Jawaharlal Nehru should have known that. India should know this well. Before the Europeans, the Afghan & Uzbek invaders like Timur, Ghazni, Ghori and more recently Nadir Shah massacred Indians by the tens of thousands while plundering India. But no one in India ever marched to Afghanistan to massacre the invaders in their homes and lands.

Robins discusses the necessary combination of commerce and violence on page 29;

  • But the (British East India) Company also appreciated the value of conducting ‘commerce with sword in your hands‘, in the words of the Company’s Governor of Bombay, Gerald Aungier, in 1677.
  • The direct application of violence by today’s corporations is thankfully rare. But the links between successful trade and military force remain as powerful as ever.
  • As Thomas Friedman,,,, explains…’McDonald’s cannot flourish without McDonnell Douglas, the designer of F-15s‘.

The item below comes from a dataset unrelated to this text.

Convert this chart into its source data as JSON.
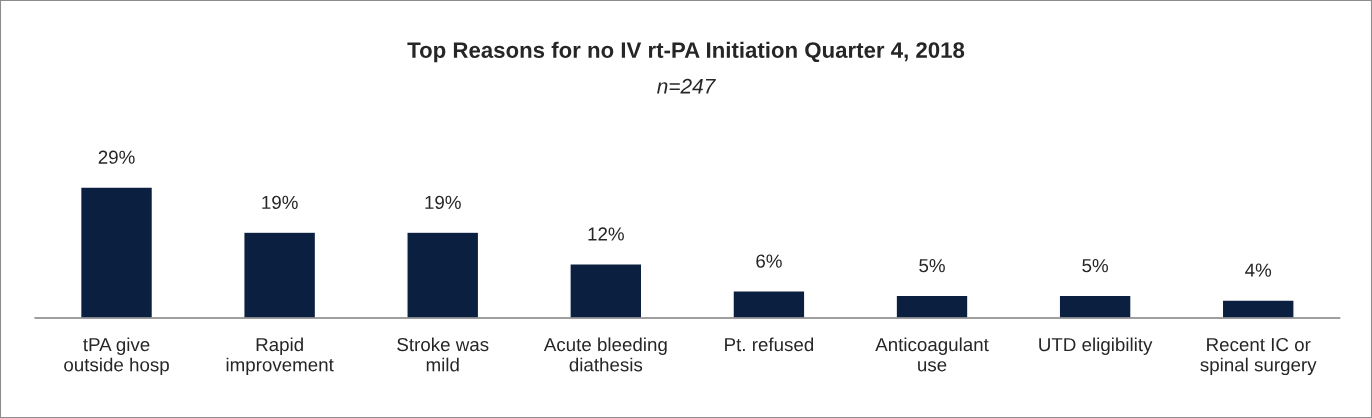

But Jawaharlal Nehru never understood that. And Indian Society does not understand it to this day.

The only people in India who do are the successors of British in India, the ruling political elite whose rampant corruption is plundering India once again. And they are doing in India’s electo-cracy, a system that fosters fighting among various Indian communities and groups with the sole intent to making the rulers richer & richer.

This makes us wonder whether India is truly independent or still a colony of a new occupier, the political class.